Jeśli jednak wystąpiłyby problemy z zabezpieczeniem używanym przez Tether, bo w końcu nie są to po prostu amerykańskie dolary, to nawet mój krypto portfel składający się tylko ze ‘’stabilnego’’ #USDT, nie daje mi pewności odzyskania depozytu. Przy rynkowym zawirowaniu istnieje przecież prawdopodobieństwo, że mój broker zbankrutuje, a ja nie odzyskam gotówki. W takich sytuacjach rynki finansowe często ratują banki centralne albo rządy, tylko czy krypto może liczyć na jakąkolwiek pomoc w wypadku załamania się kursu?

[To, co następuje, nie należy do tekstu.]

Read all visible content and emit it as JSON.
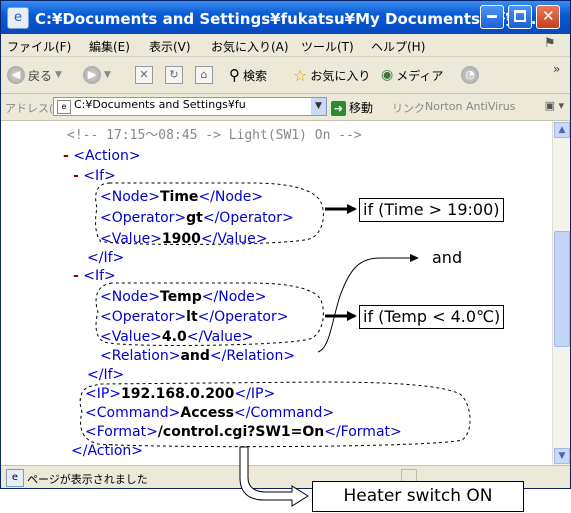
{
  "window": {
    "title": "C:¥Documents and Settings¥fukatsu¥My Documents¥研究¥...",
    "minimize_label": "_",
    "maximize_label": "□",
    "close_label": "✕"
  },
  "menu": [
    "ファイル(F)",
    "編集(E)",
    "表示(V)",
    "お気に入り(A)",
    "ツール(T)",
    "ヘルプ(H)"
  ],
  "toolbar": {
    "back_label": "戻る",
    "search_label": "検索",
    "favorites_label": "お気に入り",
    "media_label": "メディア",
    "chevron": "»"
  },
  "address": {
    "label": "アドレス(D)",
    "value": "C:¥Documents and Settings¥fu",
    "go_label": "移動",
    "links_label": "リンク",
    "norton_label": "Norton AntiVirus"
  },
  "xml": {
    "comment": "<!-- 17:15～08:45 -> Light(SW1) On -->",
    "action_open": "<Action>",
    "if_open": "<If>",
    "if_close": "</If>",
    "node_open": "<Node>",
    "node_close": "</Node>",
    "operator_open": "<Operator>",
    "operator_close": "</Operator>",
    "value_open": "<Value>",
    "value_close": "</Value>",
    "relation_open": "<Relation>",
    "relation_close": "</Relation>",
    "ip_open": "<IP>",
    "ip_close": "</IP>",
    "command_open": "<Command>",
    "command_close": "</Command>",
    "format_open": "<Format>",
    "format_close": "</Format>",
    "action_close": "</Action>",
    "minus": "-",
    "if1": {
      "node": "Time",
      "operator": "gt",
      "value": "1900"
    },
    "if2": {
      "node": "Temp",
      "operator": "lt",
      "value": "4.0",
      "relation": "and"
    },
    "ip": "192.168.0.200",
    "command": "Access",
    "format": "/control.cgi?SW1=On"
  },
  "annotations": {
    "cond1": "if (Time > 19:00)",
    "cond2": "if (Temp < 4.0℃)",
    "and": "and",
    "result": "Heater switch ON"
  },
  "status": {
    "text": "ページが表示されました"
  }
}
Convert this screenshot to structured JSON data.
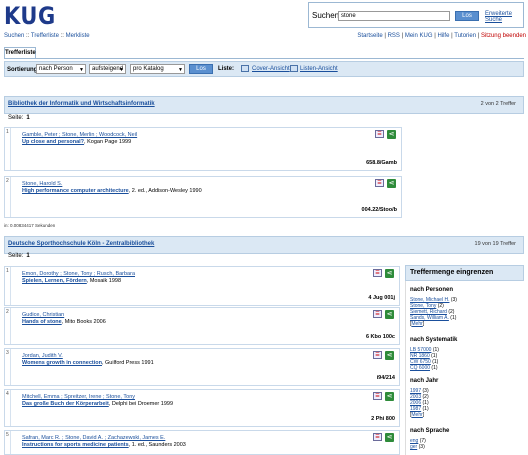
{
  "logo": "KUG",
  "topnav": {
    "items": [
      "Suchen",
      "Trefferliste",
      "Merkliste"
    ],
    "sep": " :: "
  },
  "search": {
    "label": "Suchen",
    "value": "stone",
    "button": "Los",
    "advanced": "Erweiterte Suche"
  },
  "rightnav": {
    "items": [
      "Startseite",
      "RSS",
      "Mein KUG",
      "Hilfe",
      "Tutorien"
    ],
    "end": "Sitzung beenden",
    "sep": " | "
  },
  "tab": "Trefferliste",
  "sortbar": {
    "label": "Sortierung:",
    "by": "nach Person",
    "order": "aufsteigend",
    "scope": "pro Katalog",
    "button": "Los",
    "liste_label": "Liste:",
    "cover": "Cover-Ansicht",
    "listview": "Listen-Ansicht"
  },
  "sections": [
    {
      "title": "Bibliothek der Informatik und Wirtschaftsinformatik",
      "count": "2 von 2 Treffer",
      "seite_label": "Seite:",
      "seite": "1",
      "records": [
        {
          "num": "1",
          "authors": "Gamble, Peter ; Stone, Merlin ; Woodcock, Neil",
          "title": "Up close and personal?",
          "rest": ", Kogan Page 1999",
          "sig": "658.8/Gamb"
        },
        {
          "num": "2",
          "authors": "Stone, Harold S.",
          "title": "High performance computer architecture",
          "rest": ", 2. ed., Addison-Wesley 1990",
          "sig": "004.22/Stoo/b"
        }
      ]
    },
    {
      "title": "Deutsche Sporthochschule Köln - Zentralbibliothek",
      "count": "19 von 19 Treffer",
      "seite_label": "Seite:",
      "seite": "1",
      "records": [
        {
          "num": "1",
          "authors": "Emon, Dorothy ; Stone, Tony ; Rusch, Barbara",
          "title": "Spielen, Lernen, Fördern",
          "rest": ", Mosaik 1998",
          "sig": "4 Jug 001j"
        },
        {
          "num": "2",
          "authors": "Gudice, Christian",
          "title": "Hands of stone",
          "rest": ", Mito Books 2006",
          "sig": "6 Kbo 100c"
        },
        {
          "num": "3",
          "authors": "Jordan, Judith V.",
          "title": "Womens growth in connection",
          "rest": ", Guilford Press 1991",
          "sig": "i94/214"
        },
        {
          "num": "4",
          "authors": "Mitchell, Emma ; Spreitzer, Irene ; Stone, Tony",
          "title": "Das große Buch der Körperarbeit",
          "rest": ", Delphi bei Droemer 1999",
          "sig": "2 Phi 800"
        },
        {
          "num": "5",
          "authors": "Safran, Marc R. ; Stone, David A. ; Zachazewski, James E.",
          "title": "Instructions for sports medicine patients",
          "rest": ", 1. ed., Saunders 2003",
          "sig": ""
        }
      ]
    }
  ],
  "timing": "in: 0.00834417 Sekunden",
  "facets": {
    "title": "Treffermenge eingrenzen",
    "groups": [
      {
        "head": "nach Personen",
        "items": [
          {
            "l": "Stone, Michael H.",
            "n": "(3)"
          },
          {
            "l": "Stone, Tony",
            "n": "(2)"
          },
          {
            "l": "Siemett, Richard",
            "n": "(2)"
          },
          {
            "l": "Sands, William A.",
            "n": "(1)"
          }
        ],
        "more": "Mehr"
      },
      {
        "head": "nach Systematik",
        "items": [
          {
            "l": "LB 57000",
            "n": "(1)"
          },
          {
            "l": "NR 1860",
            "n": "(1)"
          },
          {
            "l": "CW 6750",
            "n": "(1)"
          },
          {
            "l": "CQ 6000",
            "n": "(1)"
          }
        ],
        "more": ""
      },
      {
        "head": "nach Jahr",
        "items": [
          {
            "l": "1997",
            "n": "(3)"
          },
          {
            "l": "2003",
            "n": "(2)"
          },
          {
            "l": "2006",
            "n": "(1)"
          },
          {
            "l": "1987",
            "n": "(1)"
          }
        ],
        "more": "Mehr"
      },
      {
        "head": "nach Sprache",
        "items": [
          {
            "l": "eng",
            "n": "(7)"
          },
          {
            "l": "ger",
            "n": "(3)"
          }
        ],
        "more": ""
      }
    ]
  }
}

Według badania wśród Brytyjczyków z początku 2021 roku… tak! Ponad 2,3 miliona (4,4%) Brytyjczyków posiada kryptowaluty, najczęściej BTC. Kilkanaście procent finansuje swoje inwestycje (lub ‘’Inwestycje’’) przy pomocy karty kredytowej, a średnia wartość konta to 300 funtów i jednocześnie sporo z nich wierzy, że bank centralny przyjdzie z pomocą w razie załamania się kursu. Naprawdę wierzą, że bank centralny przyjdzie na ratunek „antybankowi centralnemu”. Może ja po prostu czegoś nie rozumiem, ale to brzmi dla mnie po prostu idiotycznie.

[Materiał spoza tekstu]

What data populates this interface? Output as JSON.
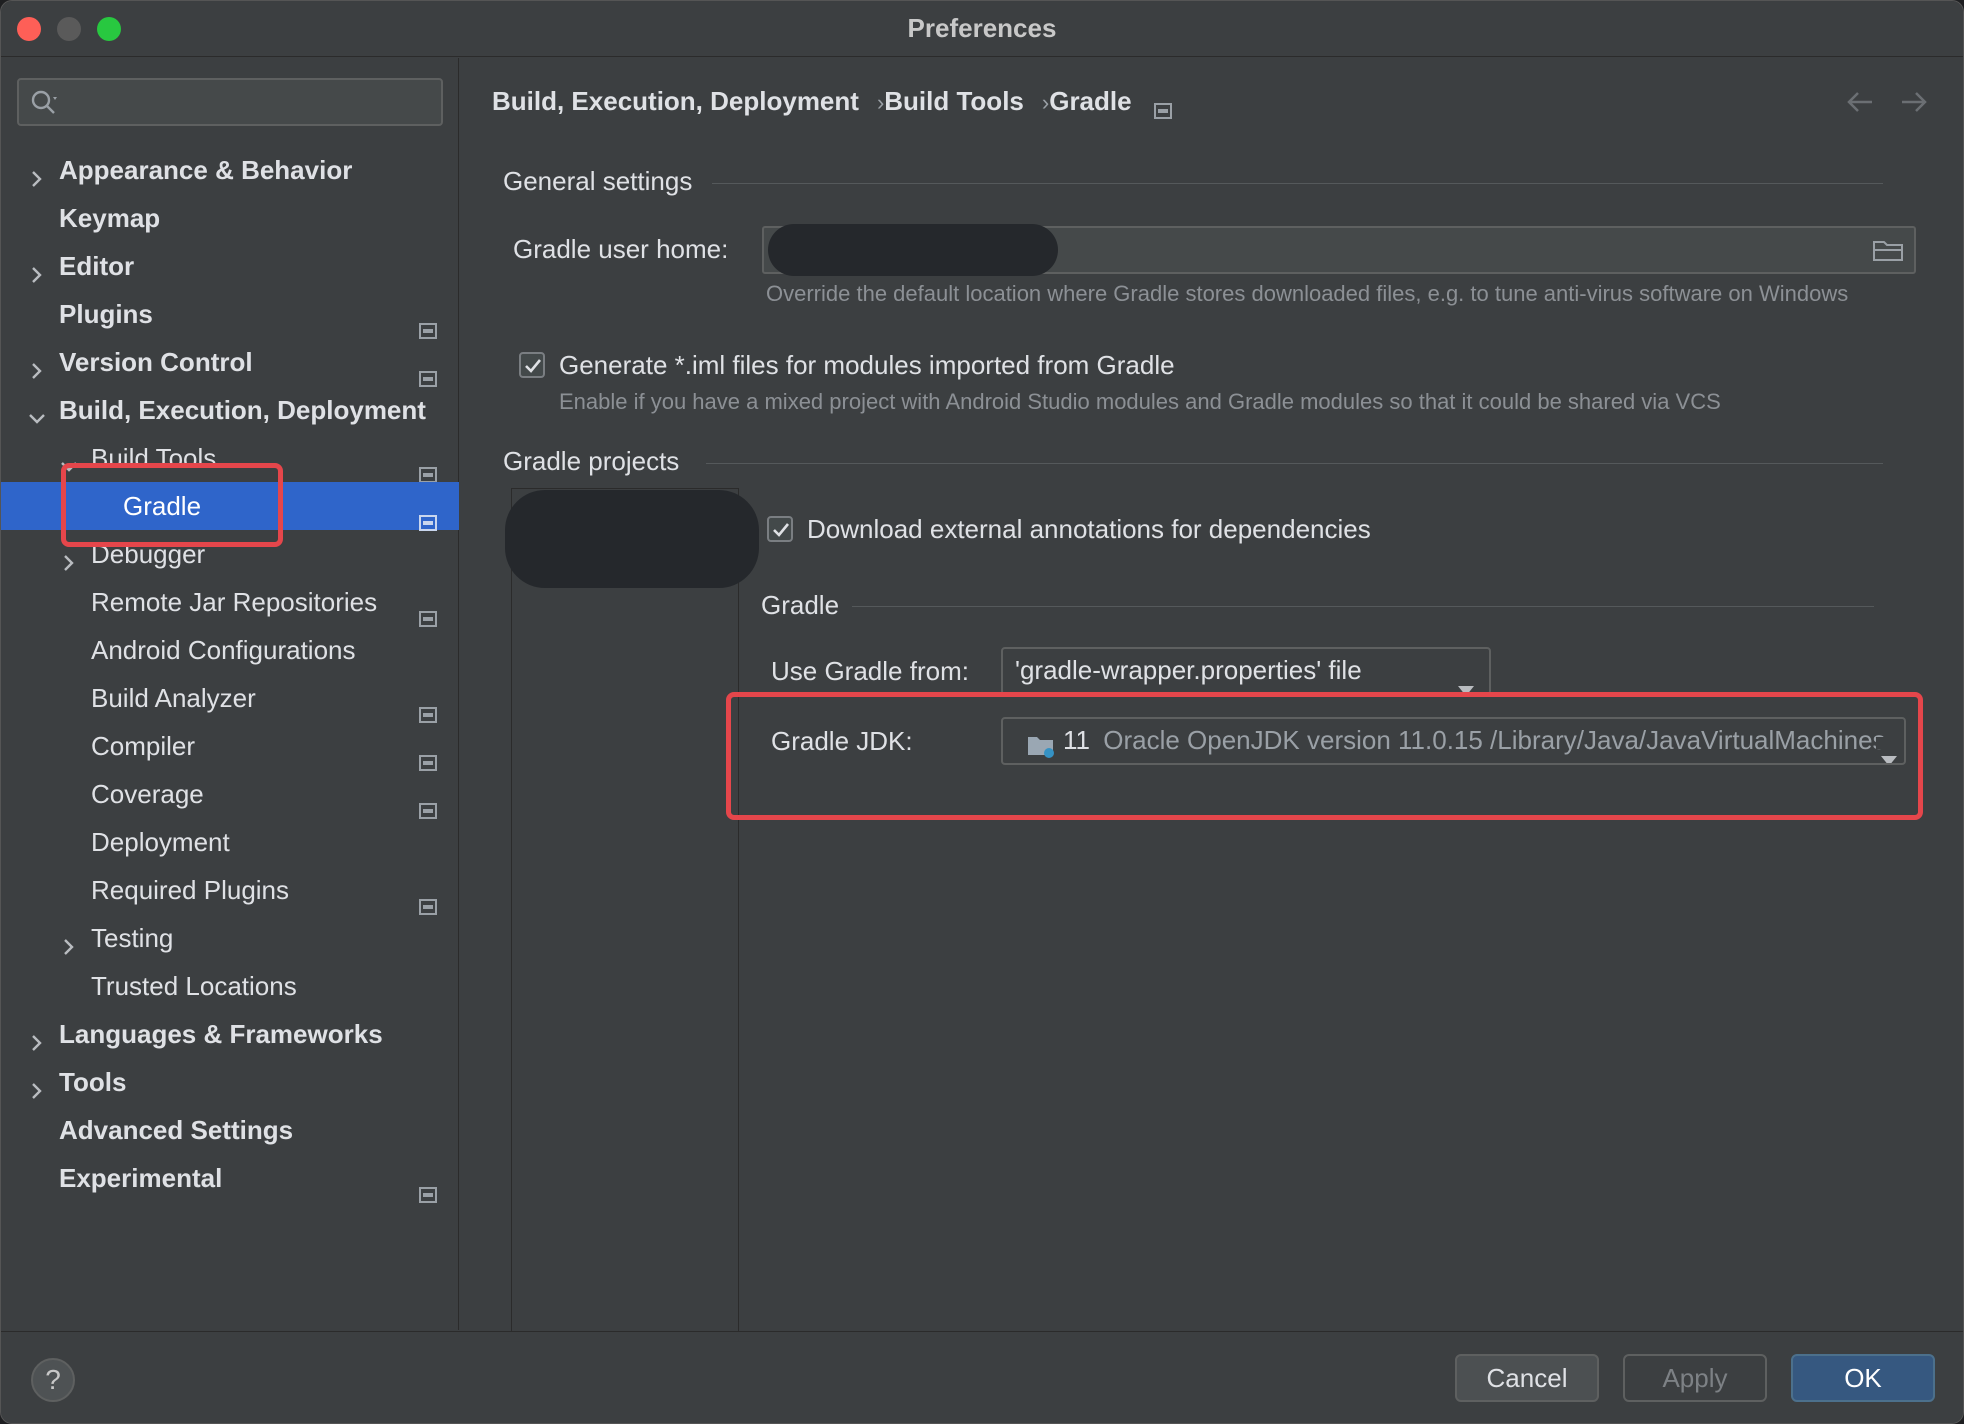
{
  "window": {
    "title": "Preferences"
  },
  "search": {
    "placeholder": ""
  },
  "sidebar": {
    "items": [
      {
        "label": "Appearance & Behavior",
        "level": 0,
        "expander": "collapsed",
        "bold": true,
        "project": false
      },
      {
        "label": "Keymap",
        "level": 0,
        "expander": "none",
        "bold": true,
        "project": false
      },
      {
        "label": "Editor",
        "level": 0,
        "expander": "collapsed",
        "bold": true,
        "project": false
      },
      {
        "label": "Plugins",
        "level": 0,
        "expander": "none",
        "bold": true,
        "project": true
      },
      {
        "label": "Version Control",
        "level": 0,
        "expander": "collapsed",
        "bold": true,
        "project": true
      },
      {
        "label": "Build, Execution, Deployment",
        "level": 0,
        "expander": "expanded",
        "bold": true,
        "project": false
      },
      {
        "label": "Build Tools",
        "level": 1,
        "expander": "expanded",
        "bold": false,
        "project": true
      },
      {
        "label": "Gradle",
        "level": 2,
        "expander": "none",
        "bold": false,
        "project": true,
        "selected": true
      },
      {
        "label": "Debugger",
        "level": 1,
        "expander": "collapsed",
        "bold": false,
        "project": false
      },
      {
        "label": "Remote Jar Repositories",
        "level": 1,
        "expander": "none",
        "bold": false,
        "project": true
      },
      {
        "label": "Android Configurations",
        "level": 1,
        "expander": "none",
        "bold": false,
        "project": false
      },
      {
        "label": "Build Analyzer",
        "level": 1,
        "expander": "none",
        "bold": false,
        "project": true
      },
      {
        "label": "Compiler",
        "level": 1,
        "expander": "none",
        "bold": false,
        "project": true
      },
      {
        "label": "Coverage",
        "level": 1,
        "expander": "none",
        "bold": false,
        "project": true
      },
      {
        "label": "Deployment",
        "level": 1,
        "expander": "none",
        "bold": false,
        "project": false
      },
      {
        "label": "Required Plugins",
        "level": 1,
        "expander": "none",
        "bold": false,
        "project": true
      },
      {
        "label": "Testing",
        "level": 1,
        "expander": "collapsed",
        "bold": false,
        "project": false
      },
      {
        "label": "Trusted Locations",
        "level": 1,
        "expander": "none",
        "bold": false,
        "project": false
      },
      {
        "label": "Languages & Frameworks",
        "level": 0,
        "expander": "collapsed",
        "bold": true,
        "project": false
      },
      {
        "label": "Tools",
        "level": 0,
        "expander": "collapsed",
        "bold": true,
        "project": false
      },
      {
        "label": "Advanced Settings",
        "level": 0,
        "expander": "none",
        "bold": true,
        "project": false
      },
      {
        "label": "Experimental",
        "level": 0,
        "expander": "none",
        "bold": true,
        "project": true
      }
    ]
  },
  "breadcrumb": {
    "items": [
      "Build, Execution, Deployment",
      "Build Tools",
      "Gradle"
    ],
    "separator": "›"
  },
  "general": {
    "title": "General settings",
    "user_home_label": "Gradle user home:",
    "user_home_value": "",
    "user_home_hint": "Override the default location where Gradle stores downloaded files, e.g. to tune anti-virus software on Windows",
    "generate_iml_label": "Generate *.iml files for modules imported from Gradle",
    "generate_iml_checked": true,
    "generate_iml_hint": "Enable if you have a mixed project with Android Studio modules and Gradle modules so that it could be shared via VCS"
  },
  "projects": {
    "title": "Gradle projects",
    "download_annotations_label": "Download external annotations for dependencies",
    "download_annotations_checked": true,
    "gradle_section_title": "Gradle",
    "use_gradle_from_label": "Use Gradle from:",
    "use_gradle_from_value": "'gradle-wrapper.properties' file",
    "jdk_label": "Gradle JDK:",
    "jdk_version": "11",
    "jdk_detail": "Oracle OpenJDK version 11.0.15 /Library/Java/JavaVirtualMachines"
  },
  "footer": {
    "help_label": "?",
    "cancel_label": "Cancel",
    "apply_label": "Apply",
    "ok_label": "OK"
  },
  "colors": {
    "accent": "#2f65ca",
    "highlight": "#e5464b",
    "background": "#3c3f41"
  }
}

Tether jest de facto gigantycznych rozmiarów bankiem, który działa w szarej strefie. Określam go jako „shadow bank”. Nie jest regulowany, prawdopodobnie nosi znamiona piramidy finansowej i do tego nie jest transparentny. Żaden rząd nie jest z niego odpowiedzialny, a ratowanie kluczowej instytucji systemu walczącego z bankami centralnymi, może okazać się zbyt trudnym do realizacji procesem, gdzie brak ponoszenia konsekwencji przez inwestorów nie powinien być tolerowany. Czy taki czarny scenariusz upadku zabezpieczenia Tethera i wywrotki całego krypto-rynku faktycznie nas czeka? Oczywiście nie wiem, ale na pewno nie byłoby to jakieś wybitne science-fiction.

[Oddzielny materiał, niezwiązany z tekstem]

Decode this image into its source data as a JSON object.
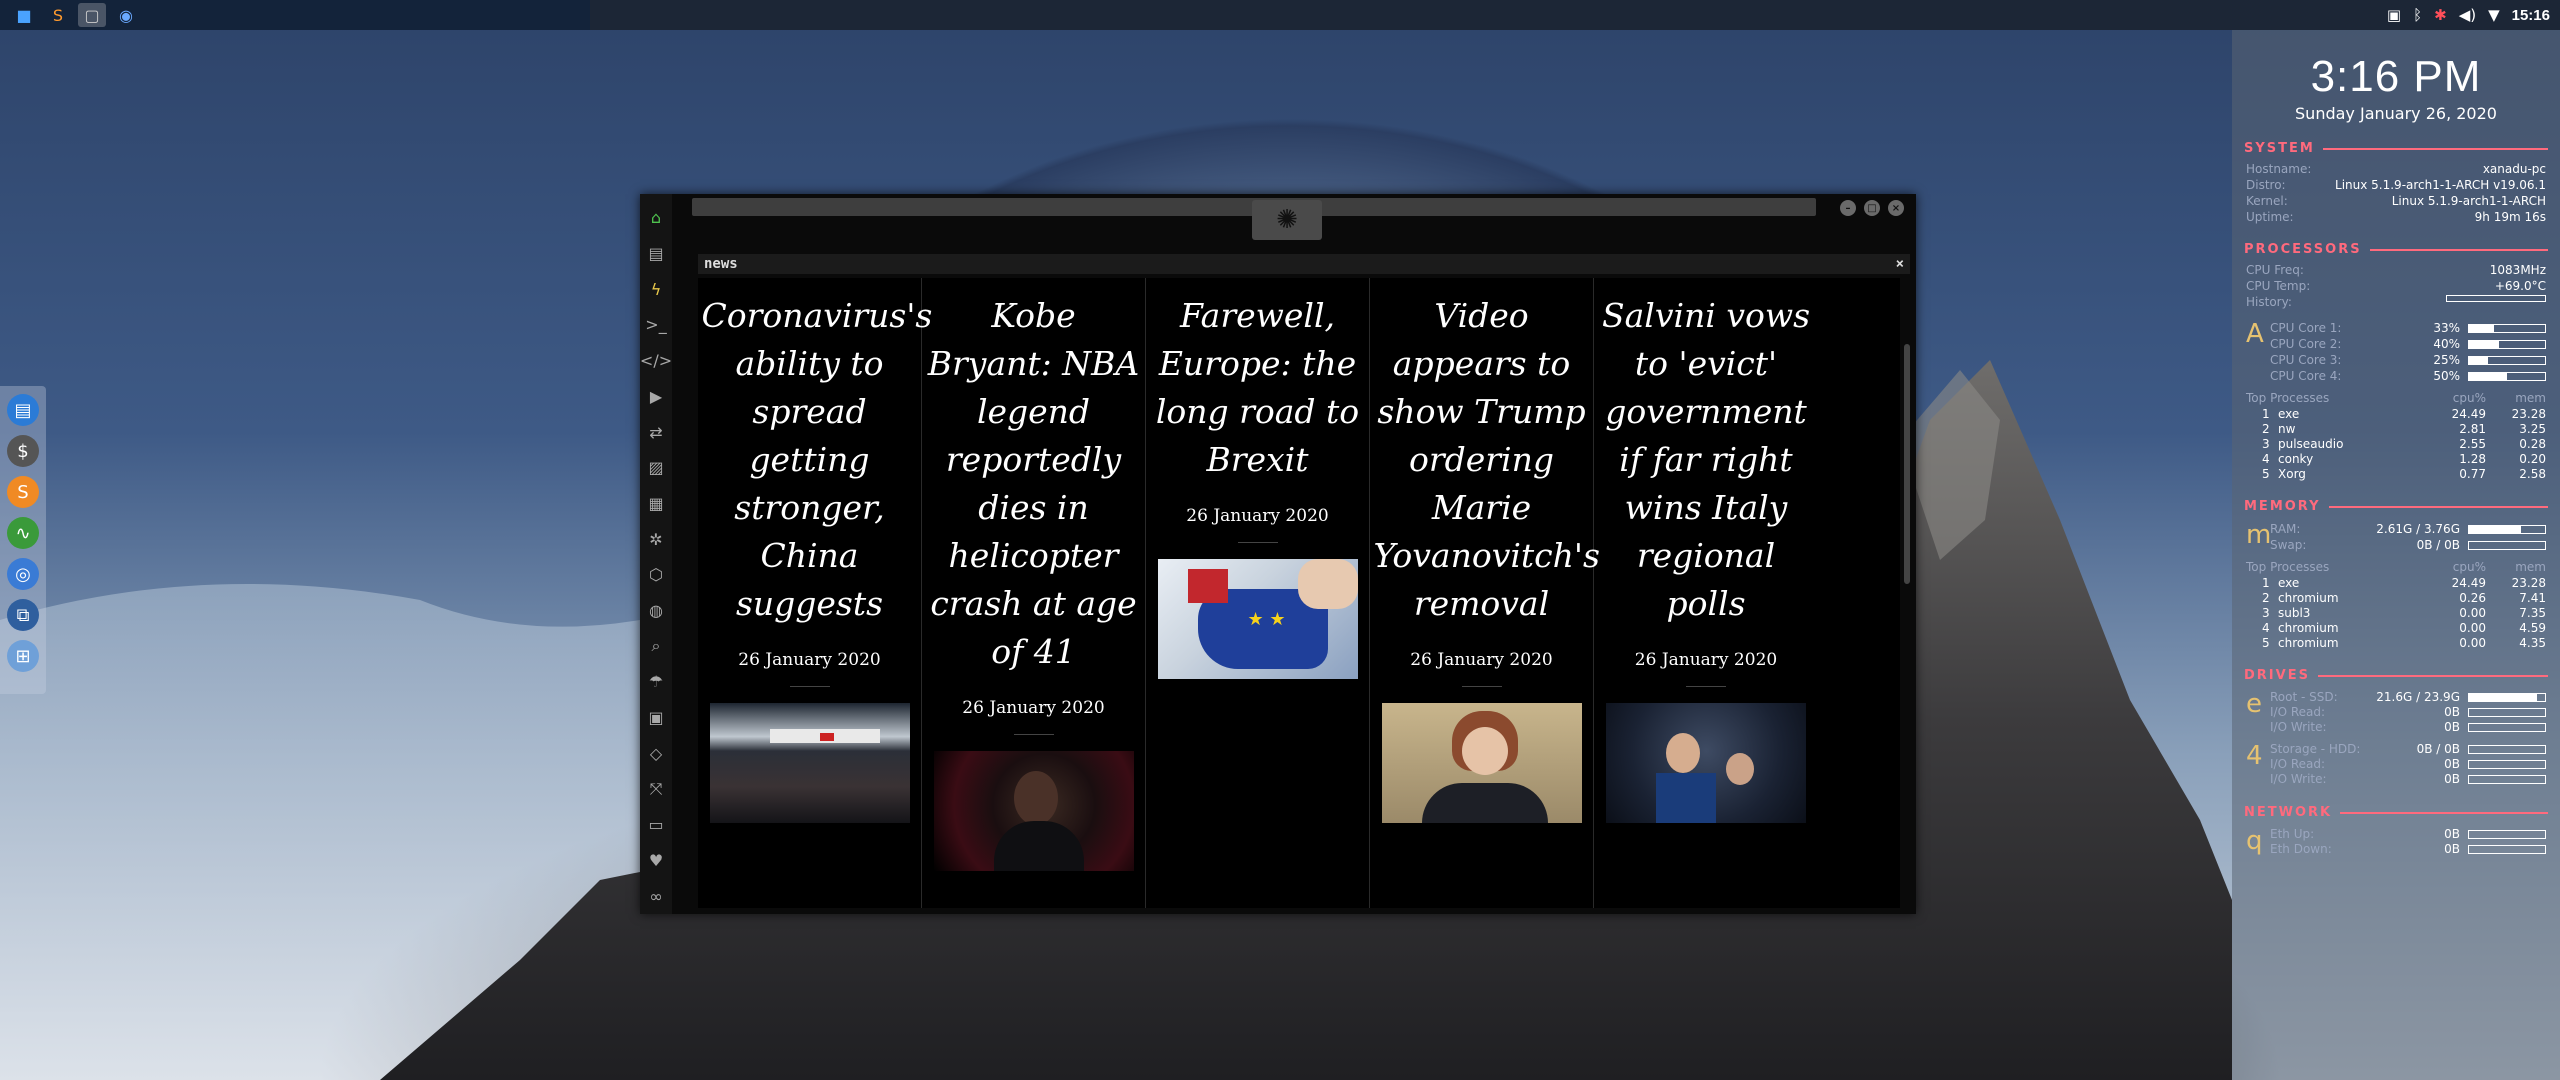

Tether nie chce pokazać, z czego dokładnie składa się ich portfolio, co skłania mnie do przemyśleń, że jest bardziej ryzykowne, niż chciałby przyznać i składa się więc z wysoko oprocentowanych obligacji śmieciowych. Jeśli Tether będzie miał pecha i wystarczająco dużo ich portfela obligacji popadnie w kłopoty, to wcale nie zdziwi mnie destabilizacja tego „stablecoina”. Wbrew temu, co głoszą od dawna fanatyczni HODLERSI , krypto nie jest już w żadnym wypadku systemem niezależnym od światowego systemu finansowego, a wzajemne oddziaływania są dziś silniejsze, niż zakładają. Do odpowiedniego zarzadzania swoim ryzykiem w portfelu naprawdę trzeba to zrozumieć.
Do zarobienia,
Moonvestor
Materiały DNA Rynków, w szczególności aktualizacje Strategii DNA Rynków, Analizy spółek oraz Analizy sektorów są jedynie materiałem informacyjno-edukacyjnym dla użytku odbiorcy. Materiał ten nie powinien być w szczególności rozumiany jako rekomendacja inwestycyjna w rozumieniu przepisów „Rozporządzenia Delegowanego Komisji (UE) nr 2016/958 z dnia 9 marca 2016 r. uzupełniającego rozporządzenie Parlamentu Europejskiego i Rady (UE) nr 596/2014 w odniesieniu do regulacyjnych standardów technicznych dotyczących środków technicznych do celów obiektywnej prezentacji rekomendacji inwestycyjnych lub innych informacji rekomendujących lub sugerujących strategię inwestycyjną oraz ujawniania interesów partykularnych lub wskazań konfliktów interesów”. Skorzystanie z materiału jako podstawy lub przesłanki do podjęcia decyzji inwestycyjnej następuje wyłącznie na ryzyko osoby, która taką decyzję podejmuje. Autorzy nie ponoszą żadnej odpowiedzialności za takie decyzje inwestycyjne. Wszystkie opinie i prognozy przedstawione w tym opracowaniu są wyrazem najlepszej wiedzy i osobistych poglądów autora na moment publikacji i mogą ulec zmianie w późniejszym okresie.